За калиткой он неожиданно увидел новоприбывшую персону. По плацу легким галопом скакал молодой человек на белом пони, с длинным тонким копьем в руке. Несколько сикхов (судя по всему – сипаи[23]) бежали сзади, держа за уздечки двух пони бурой масти, гнедого и каурого. Подойдя ближе, Флори приостановился и громко поздоровался; в захолустных местечках непременно приветствуют даже незнакомцев. Всадник ловко, красиво развернулся и подскакал к тропе. Это был несомненно конный офицер, лет двадцати пяти, худощавый, но очень стройный. Голубоглазое лицо распространенного в английской армии, несколько кроличьего типа, с открытым треугольником торчащих под верхней губой зубов, смотрело, однако, взглядом кролика смелого, сурового, порой свирепого, а подчас даже по-солдатски безжалостного. Сидя на лошади как влитой, выглядел незнакомец чрезвычайно лихо и доблестно.
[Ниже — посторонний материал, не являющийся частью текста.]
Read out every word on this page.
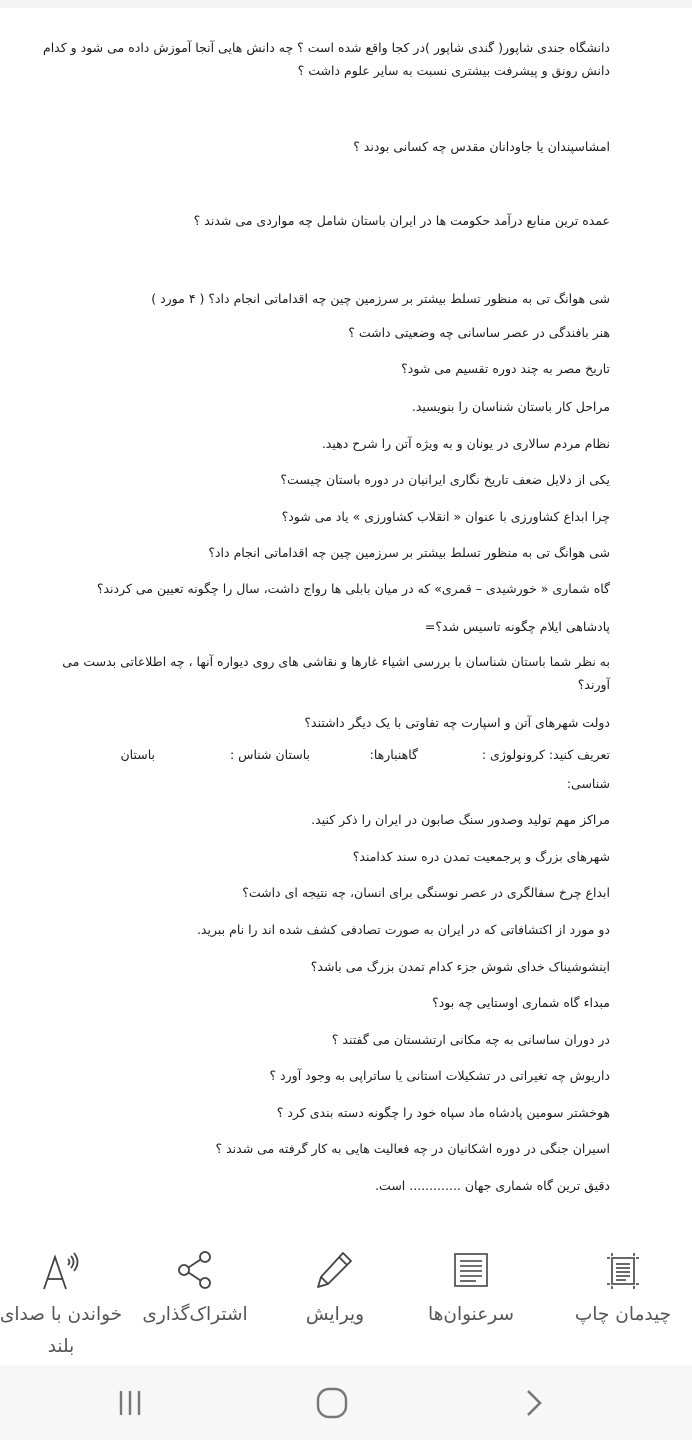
دانشگاه جندی شاپور( گندی شاپور )در کجا واقع شده است ؟ چه دانش هایی آنجا آموزش داده می شود و کدام دانش رونق و پیشرفت بیشتری نسبت به سایر علوم داشت ؟

امشاسپندان یا جاودانان مقدس چه کسانی بودند ؟

عمده ترین منابع درآمد حکومت ها در ایران باستان شامل چه مواردی می شدند ؟

شی هوانگ تی به منظور تسلط بیشتر بر سرزمین چین چه اقداماتی انجام داد؟ ( ۴ مورد )

هنر بافندگی در عصر ساسانی چه وضعیتی داشت ؟

تاریخ مصر به چند دوره تقسیم می شود؟

مراحل کار باستان شناسان را بنویسید.

نظام مردم سالاری در یونان و به ویژه آتن را شرح دهید.

یکی از دلایل ضعف تاریخ نگاری ایرانیان در دوره باستان چیست؟

چرا ابداع کشاورزی با عنوان « انقلاب کشاورزی » یاد می شود؟

شی هوانگ تی به منظور تسلط بیشتر بر سرزمین چین چه اقداماتی انجام داد؟

گاه شماری « خورشیدی – قمری» که در میان بابلی ها رواج داشت، سال را چگونه تعیین می کردند؟

پادشاهی ایلام چگونه تاسیس شد؟=

به نظر شما باستان شناسان با بررسی اشیاء غارها و نقاشی های روی دیواره آنها ، چه اطلاعاتی بدست می آورند؟

دولت شهرهای آتن و اسپارت چه تفاوتی با یک دیگر داشتند؟

تعریف کنید: کرونولوژی :
گاهنبارها:
باستان شناس :
باستان

شناسی:

مراکز مهم تولید وصدور سنگ صابون در ایران را ذکر کنید.

شهرهای بزرگ و پرجمعیت تمدن دره سند کدامند؟

ابداع چرخ سفالگری در عصر نوسنگی برای انسان، چه نتیجه ای داشت؟

دو مورد از اکتشافاتی که در ایران به صورت تصادفی کشف شده اند را نام ببرید.

اینشوشیناک خدای شوش جزء کدام تمدن بزرگ می باشد؟

مبداء گاه شماری اوستایی چه بود؟

در دوران ساسانی به چه مکانی ارتشستان می گفتند ؟

داریوش چه تغیراتی در تشکیلات استانی یا ساتراپی به وجود آورد ؟

هوخشتر سومین پادشاه ماد سپاه خود را چگونه دسته بندی کرد ؟

اسیران جنگی در دوره اشکانیان در چه فعالیت هایی به کار گرفته می شدند ؟

دقیق ترین گاه شماری جهان ............. است.

چیدمان چاپ
سرعنوان‌ها
ویرایش
اشتراک‌گذاری
خواندن با صدای بلند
Светлые глаза превосходно оттенялись румяным гладким загаром, и весь он, в белом высоком топи из оленьей кожи, в сиявших матовым дорогим блеском тугих высоких башмаках, являл собой эталон элегантности. Флори сразу почувствовал себя рядом с ним как-то неуютно.

– Рад вас приветствовать! – сказал Флори. – Недавно прибыли?
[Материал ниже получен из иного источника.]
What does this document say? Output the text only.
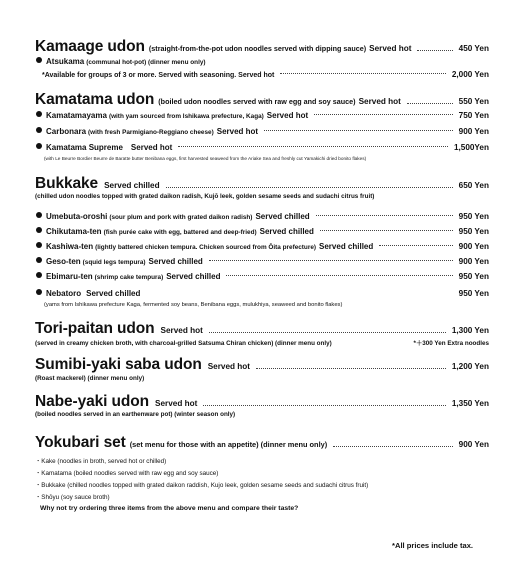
Kamaage udon (straight-from-the-pot udon noodles served with dipping sauce) Served hot	450 Yen
Atsukama (communal hot-pot) (dinner menu only)
*Available for groups of 3 or more. Served with seasoning. Served hot	2,000 Yen
Kamatama udon (boiled udon noodles served with raw egg and soy sauce) Served hot	550 Yen
Kamatamayama (with yam sourced from Ishikawa prefecture, Kaga) Served hot	750 Yen
Carbonara (with fresh Parmigiano-Reggiano cheese) Served hot	900 Yen
Kamatama Supreme Served hot	1,500Yen
(with Le Beurre Bordier Beurre de Baratte butter Benibana eggs, first harvested seaweed from the Ariake Sea and freshly cut Yamakichi dried bonito flakes)
Bukkake Served chilled	650 Yen
(chilled udon noodles topped with grated daikon radish, Kujō leek, golden sesame seeds and sudachi citrus fruit)
Umebuta-oroshi (sour plum and pork with grated daikon radish) Served chilled	950 Yen
Chikutama-ten (fish purée cake with egg, battered and deep-fried) Served chilled	950 Yen
Kashiwa-ten (lightly battered chicken tempura. Chicken sourced from Ōita prefecture) Served chilled	900 Yen
Geso-ten (squid legs tempura) Served chilled	900 Yen
Ebimaru-ten (shrimp cake tempura) Served chilled	950 Yen
Nebatoro Served chilled	950 Yen
(yams from Ishikawa prefecture Kaga, fermented soy beans, Benibana eggs, mulukhiya, seaweed and bonito flakes)
Tori-paitan udon Served hot	1,300 Yen
(served in creamy chicken broth, with charcoal-grilled Satsuma Chiran chicken) (dinner menu only)	*＋300 Yen Extra noodles
Sumibi-yaki saba udon Served hot	1,200 Yen
(Roast mackerel) (dinner menu only)
Nabe-yaki udon Served hot	1,350 Yen
(boiled noodles served in an earthenware pot) (winter season only)
Yokubari set (set menu for those with an appetite) (dinner menu only)	900 Yen
・Kake (noodles in broth, served hot or chilled)
・Kamatama (boiled noodles served with raw egg and soy sauce)
・Bukkake (chilled noodles topped with grated daikon raddish, Kujo leek, golden sesame seeds and sudachi citrus fruit)
・Shōyu (soy sauce broth)
Why not try ordering three items from the above menu and compare their taste?
*All prices include tax.
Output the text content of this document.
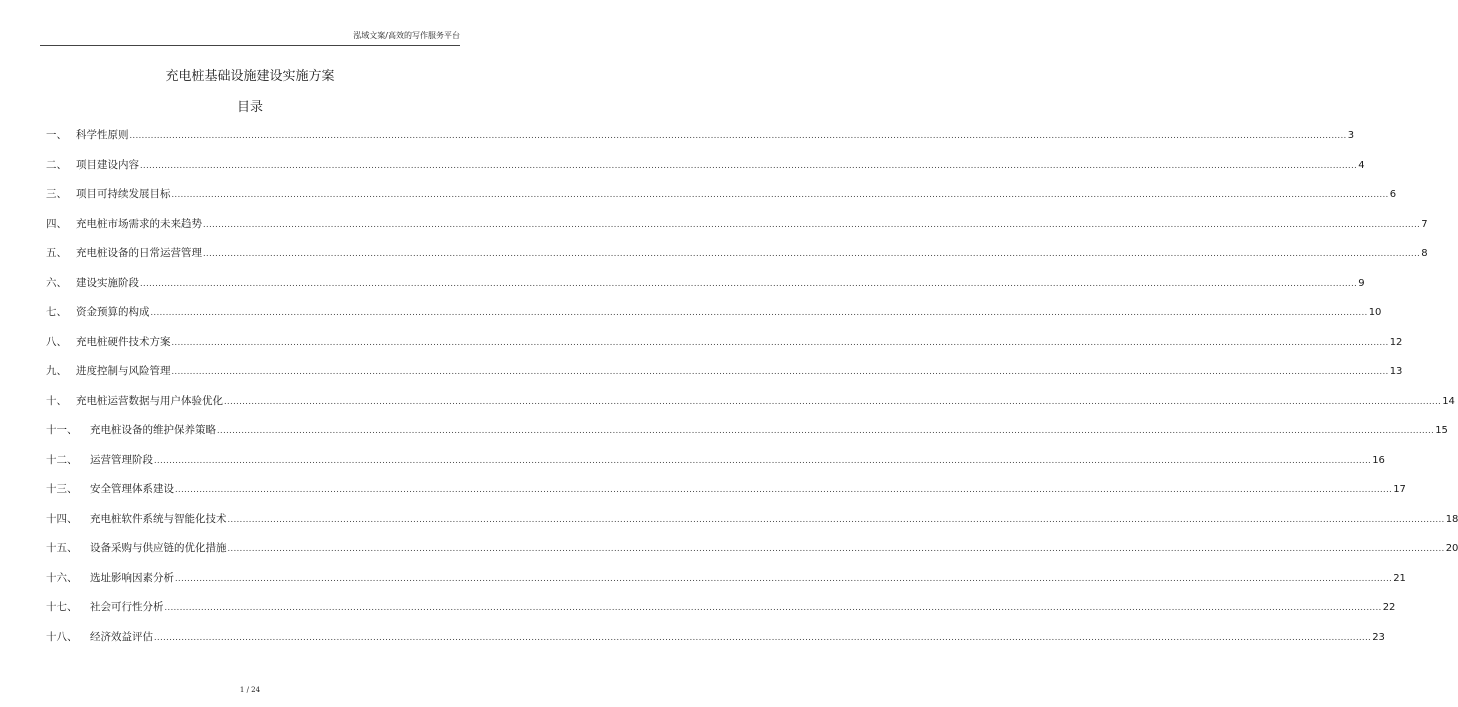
泓域文案/高效的写作服务平台
充电桩基础设施建设实施方案
目录
一、 科学性原则 ................................................................................................................................................................................................................................................................................................................................................................................................................ 3
二、 项目建设内容 ................................................................................................................................................................................................................................................................................................................................................................................................................ 4
三、 项目可持续发展目标 ................................................................................................................................................................................................................................................................................................................................................................................................................ 6
四、 充电桩市场需求的未来趋势 ................................................................................................................................................................................................................................................................................................................................................................................................................ 7
五、 充电桩设备的日常运营管理 ................................................................................................................................................................................................................................................................................................................................................................................................................ 8
六、 建设实施阶段 ................................................................................................................................................................................................................................................................................................................................................................................................................ 9
七、 资金预算的构成 ................................................................................................................................................................................................................................................................................................................................................................................................................ 10
八、 充电桩硬件技术方案 ................................................................................................................................................................................................................................................................................................................................................................................................................ 12
九、 进度控制与风险管理 ................................................................................................................................................................................................................................................................................................................................................................................................................ 13
十、 充电桩运营数据与用户体验优化 ................................................................................................................................................................................................................................................................................................................................................................................................................ 14
十一、	充电桩设备的维护保养策略 ................................................................................................................................................................................................................................................................................................................................................................................................................ 15
十二、	运营管理阶段 ................................................................................................................................................................................................................................................................................................................................................................................................................ 16
十三、	安全管理体系建设 ................................................................................................................................................................................................................................................................................................................................................................................................................ 17
十四、	充电桩软件系统与智能化技术 ................................................................................................................................................................................................................................................................................................................................................................................................................ 18
十五、	设备采购与供应链的优化措施 ................................................................................................................................................................................................................................................................................................................................................................................................................ 20
十六、	选址影响因素分析 ................................................................................................................................................................................................................................................................................................................................................................................................................ 21
十七、	社会可行性分析 ................................................................................................................................................................................................................................................................................................................................................................................................................ 22
十八、	经济效益评估 ................................................................................................................................................................................................................................................................................................................................................................................................................ 23
1 / 24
– Ночью, последним поездом, – коротко бросил заносчивый мальчишеский голос. – Меня с командой сюда вызвали выручать ваших в случае чего. Лейтенант Веррэлл, военная полиция, – все же представился он (не спросив, правда, об имени Флори).

– Да-да, мы слышали, что к нам направили отряд. Где вы остановились?

– Пока в дак-бунгало[24]. Болтался там какой-то черномазый, акцизный или что-то вроде, я его вышиб. Тухлая дыра, а? – вздернув подбородок, повел он глазами на городок.

– Как все пристанционные поселки. Вы надолго?

– Слава богу, только на месяц или того меньше. До дождей обратно. Но что у вас за пакость вместо плаца? Нельзя, что ли, всю эту дрянь выкосить? – спросил он, хлестнув сухой бурьян концом копья. – Какая тут игра в поло и все такое?

вернуться

23

Сикхи – последователи сложившейся в особую религию ветви индуизма; сипаи – вербовавшиеся из жителей Индии солдаты британской колониальной армии.

вернуться

24

Гостиница при почтовой станции (англо-инд.).